Не стану больше расхваливать чудесную жизнь в Бельрапейре, хотя было бы грешно умолчать, что лари здесь ломились от холстов и штофов, от редкостного бархата и шелков, от куньих и душистых собольих шкурок; что полки и поставцы сверкали прекрасной ассагаукской посудой: чашами, выточенными из драгоценных камней, и золотыми бокалами; что выдвижные ящики едва вмещали запасы благовоний, которыми окуривали покои, усыпали ковры и опрыскивали ложа – трав и корений, амбры, териаки, гвоздики, мускуса и кардамона; что в тайниках в великом обилье хранилось золото – кавказское, вырванное прямо из когтей у грифов, ожерелья, браслеты, а сверх того еще отдельно всякие чудодейственные камни: карбункулы, ониксы, халцедоны, кораллы и как они там называются: агаты, сардониксы, жемчуга, малахиты и алмазы, что склады и кладовые были битком набиты благородным оружием, кольчугами, нагрудниками и щитами из Толедо, что в испанской стороне, доспехами для воинов и коней, ковертюрами, сбруей, седлами и уздечками с бубенцами, и что стойла, загоны, закуты и клетки были переполнены лошадьми и собаками, учеными соколами, ястребами-перепелятниками и говорящими птицами.

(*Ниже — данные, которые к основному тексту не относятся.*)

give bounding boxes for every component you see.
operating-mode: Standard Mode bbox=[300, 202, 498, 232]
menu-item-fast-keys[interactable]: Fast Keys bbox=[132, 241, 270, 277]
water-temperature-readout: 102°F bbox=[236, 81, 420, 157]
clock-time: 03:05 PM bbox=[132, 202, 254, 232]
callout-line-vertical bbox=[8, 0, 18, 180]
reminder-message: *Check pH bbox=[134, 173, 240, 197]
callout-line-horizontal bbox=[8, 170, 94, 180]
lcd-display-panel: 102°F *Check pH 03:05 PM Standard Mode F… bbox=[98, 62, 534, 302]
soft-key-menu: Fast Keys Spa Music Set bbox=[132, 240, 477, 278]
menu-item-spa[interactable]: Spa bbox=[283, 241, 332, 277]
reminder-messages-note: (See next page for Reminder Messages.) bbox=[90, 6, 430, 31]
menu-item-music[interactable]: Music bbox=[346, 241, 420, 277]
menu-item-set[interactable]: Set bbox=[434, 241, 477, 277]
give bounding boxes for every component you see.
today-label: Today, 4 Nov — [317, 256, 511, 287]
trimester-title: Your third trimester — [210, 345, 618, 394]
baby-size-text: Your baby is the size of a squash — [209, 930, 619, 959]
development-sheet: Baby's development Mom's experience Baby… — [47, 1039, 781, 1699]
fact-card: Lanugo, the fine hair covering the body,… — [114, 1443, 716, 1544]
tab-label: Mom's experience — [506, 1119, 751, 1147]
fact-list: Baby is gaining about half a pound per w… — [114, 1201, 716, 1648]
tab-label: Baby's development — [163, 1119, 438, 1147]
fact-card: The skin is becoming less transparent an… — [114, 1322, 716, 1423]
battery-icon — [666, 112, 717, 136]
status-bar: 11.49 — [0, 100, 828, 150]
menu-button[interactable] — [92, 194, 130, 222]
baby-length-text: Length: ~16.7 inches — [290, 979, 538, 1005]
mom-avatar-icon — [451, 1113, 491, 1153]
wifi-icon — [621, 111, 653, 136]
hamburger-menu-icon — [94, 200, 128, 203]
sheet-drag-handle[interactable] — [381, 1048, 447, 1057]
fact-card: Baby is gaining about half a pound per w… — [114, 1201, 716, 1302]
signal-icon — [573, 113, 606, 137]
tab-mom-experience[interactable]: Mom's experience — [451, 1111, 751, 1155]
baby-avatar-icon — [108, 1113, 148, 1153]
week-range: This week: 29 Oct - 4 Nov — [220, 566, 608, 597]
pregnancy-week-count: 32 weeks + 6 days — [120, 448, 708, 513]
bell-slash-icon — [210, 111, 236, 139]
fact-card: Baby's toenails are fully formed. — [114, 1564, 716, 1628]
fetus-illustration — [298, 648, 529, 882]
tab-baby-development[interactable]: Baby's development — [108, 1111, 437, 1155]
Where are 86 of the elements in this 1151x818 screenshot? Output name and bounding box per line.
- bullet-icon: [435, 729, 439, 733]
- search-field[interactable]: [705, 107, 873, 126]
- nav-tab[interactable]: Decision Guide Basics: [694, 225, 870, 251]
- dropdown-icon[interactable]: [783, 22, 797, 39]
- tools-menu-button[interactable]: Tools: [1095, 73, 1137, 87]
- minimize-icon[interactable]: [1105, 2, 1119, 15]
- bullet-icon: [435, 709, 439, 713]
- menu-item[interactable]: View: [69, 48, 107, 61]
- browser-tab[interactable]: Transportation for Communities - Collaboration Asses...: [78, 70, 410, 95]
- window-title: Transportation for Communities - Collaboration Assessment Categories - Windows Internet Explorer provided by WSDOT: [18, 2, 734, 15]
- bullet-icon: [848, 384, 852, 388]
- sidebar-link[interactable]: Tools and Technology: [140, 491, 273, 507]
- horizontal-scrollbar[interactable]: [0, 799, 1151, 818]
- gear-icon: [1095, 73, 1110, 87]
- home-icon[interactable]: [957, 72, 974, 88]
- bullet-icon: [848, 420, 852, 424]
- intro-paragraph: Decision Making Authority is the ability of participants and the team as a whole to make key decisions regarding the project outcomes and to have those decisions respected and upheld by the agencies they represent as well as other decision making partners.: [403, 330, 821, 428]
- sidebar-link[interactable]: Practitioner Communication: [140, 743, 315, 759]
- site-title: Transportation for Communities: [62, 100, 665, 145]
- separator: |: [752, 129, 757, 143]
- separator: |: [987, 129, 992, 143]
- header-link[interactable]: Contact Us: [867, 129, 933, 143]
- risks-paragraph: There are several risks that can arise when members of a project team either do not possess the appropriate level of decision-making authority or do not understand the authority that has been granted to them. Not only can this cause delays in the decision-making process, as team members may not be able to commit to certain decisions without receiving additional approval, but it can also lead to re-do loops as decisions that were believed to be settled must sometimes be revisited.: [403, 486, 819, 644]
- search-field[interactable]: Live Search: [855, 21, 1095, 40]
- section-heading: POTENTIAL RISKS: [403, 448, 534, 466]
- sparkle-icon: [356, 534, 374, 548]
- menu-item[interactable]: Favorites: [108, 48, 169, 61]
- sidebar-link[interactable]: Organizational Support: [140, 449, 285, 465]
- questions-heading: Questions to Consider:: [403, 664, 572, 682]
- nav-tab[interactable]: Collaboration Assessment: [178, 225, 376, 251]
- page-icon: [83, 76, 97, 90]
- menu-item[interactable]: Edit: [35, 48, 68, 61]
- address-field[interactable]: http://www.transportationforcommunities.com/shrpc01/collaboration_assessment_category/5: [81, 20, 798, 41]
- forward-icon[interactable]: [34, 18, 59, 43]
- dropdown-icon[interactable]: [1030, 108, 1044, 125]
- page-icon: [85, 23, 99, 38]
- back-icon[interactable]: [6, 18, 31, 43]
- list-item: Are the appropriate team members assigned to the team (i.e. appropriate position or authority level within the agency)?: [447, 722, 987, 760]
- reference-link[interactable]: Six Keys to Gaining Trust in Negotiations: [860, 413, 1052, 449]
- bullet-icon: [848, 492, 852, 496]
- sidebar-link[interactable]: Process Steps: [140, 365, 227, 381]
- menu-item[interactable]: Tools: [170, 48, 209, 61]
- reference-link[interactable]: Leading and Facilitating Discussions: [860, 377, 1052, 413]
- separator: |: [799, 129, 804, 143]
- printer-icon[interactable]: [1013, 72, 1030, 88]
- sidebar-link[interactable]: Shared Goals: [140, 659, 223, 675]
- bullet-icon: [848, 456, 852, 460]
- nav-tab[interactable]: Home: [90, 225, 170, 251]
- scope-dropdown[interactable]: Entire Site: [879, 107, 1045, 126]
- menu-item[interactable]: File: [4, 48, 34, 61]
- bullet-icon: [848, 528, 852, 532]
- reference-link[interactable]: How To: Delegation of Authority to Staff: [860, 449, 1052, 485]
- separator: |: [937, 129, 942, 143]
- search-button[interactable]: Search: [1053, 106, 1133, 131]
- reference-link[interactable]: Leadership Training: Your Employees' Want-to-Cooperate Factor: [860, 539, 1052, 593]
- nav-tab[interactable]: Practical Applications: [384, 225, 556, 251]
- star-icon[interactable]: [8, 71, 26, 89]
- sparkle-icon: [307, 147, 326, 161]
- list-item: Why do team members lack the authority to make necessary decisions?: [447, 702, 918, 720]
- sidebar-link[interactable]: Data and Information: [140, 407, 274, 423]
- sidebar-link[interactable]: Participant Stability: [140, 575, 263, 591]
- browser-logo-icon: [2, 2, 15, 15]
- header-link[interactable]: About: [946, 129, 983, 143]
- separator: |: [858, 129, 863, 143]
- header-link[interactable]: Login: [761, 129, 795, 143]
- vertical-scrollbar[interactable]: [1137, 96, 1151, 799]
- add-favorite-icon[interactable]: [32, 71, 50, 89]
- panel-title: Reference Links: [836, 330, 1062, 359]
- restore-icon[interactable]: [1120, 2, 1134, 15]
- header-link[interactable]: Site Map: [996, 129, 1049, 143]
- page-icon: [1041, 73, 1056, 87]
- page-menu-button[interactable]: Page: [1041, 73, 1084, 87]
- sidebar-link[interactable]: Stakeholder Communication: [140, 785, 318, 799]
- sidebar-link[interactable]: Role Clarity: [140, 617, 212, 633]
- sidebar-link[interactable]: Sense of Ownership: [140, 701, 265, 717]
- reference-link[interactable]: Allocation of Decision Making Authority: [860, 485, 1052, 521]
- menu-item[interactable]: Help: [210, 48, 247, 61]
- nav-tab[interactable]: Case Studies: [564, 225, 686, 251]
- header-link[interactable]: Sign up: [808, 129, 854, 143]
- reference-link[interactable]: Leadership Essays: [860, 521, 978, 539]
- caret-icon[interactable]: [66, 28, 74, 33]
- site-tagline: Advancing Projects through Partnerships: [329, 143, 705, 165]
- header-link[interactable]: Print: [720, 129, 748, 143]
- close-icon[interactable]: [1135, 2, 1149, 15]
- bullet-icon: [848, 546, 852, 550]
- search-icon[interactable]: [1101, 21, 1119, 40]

Однако довольно расхваливать! И то ведь не шутка надлежаще разместить столько похвал и сдержать их уздою грамматики. По-княжески, как видите, проводили свои дни господин Гримальд и госпожа Бадугенна, вызывая восхищение всего христианского мира, щедро благословенные всеми земными благами. Так значится в анналах, а далее значится: «Для счастья их недоставало лишь одного». Жизнь человеческая течет по избитым образцам, но она стара и косна только в словесном обличье, сама же по себе она всегда нова и молода, если даже рассказчику ничего не остается, как наделять ее старыми словесами. Лишь одного, вынужден я повторить, недоставало для полного их счастья – детей, и сколь часто случалось видеть, как супруги, рядышком, опускали колени на бархатные подушечки и, воздев руки горе, слезно просили о милости, им не отпущенной! Мало того, во всех церквах Фландрии и Артуа что ни воскресенье с амвонов молили об этом всевышнего, но, казалось, господь бог не хотел внять сей мольбе, ибо обоим уже минуло сорок, а надежда на потомство, на прямого наследника все еще не сбылась, так что некогда держава, наверно, распалась бы в споре зарящихся на власть притязателей.
Помогло ли здесь то, что в дело вмешался сам архиепископ Кельнский, Утрехтский, Маастрихтский и Льежский, не раз назначавший с этой целью торжественное богослужение и крестный ход? Допускаю сие, ибо после долгого промедления опала всемогущего была наконец снята и государыня стала ждать радостей материнства, – радостей, но, увы, обреченных истощиться мукой родин, тяжесть коих все еще свидетельствовала, что Премудрый неохотно исполняет ее желание. Увы! Бадугенне не суждено было узреть двойню, которую она, непривычно стеная, произвела на свет. Свет ее очей погас, и герцог Гримальд вместе с радостями отцовства познал и горечь вдовства.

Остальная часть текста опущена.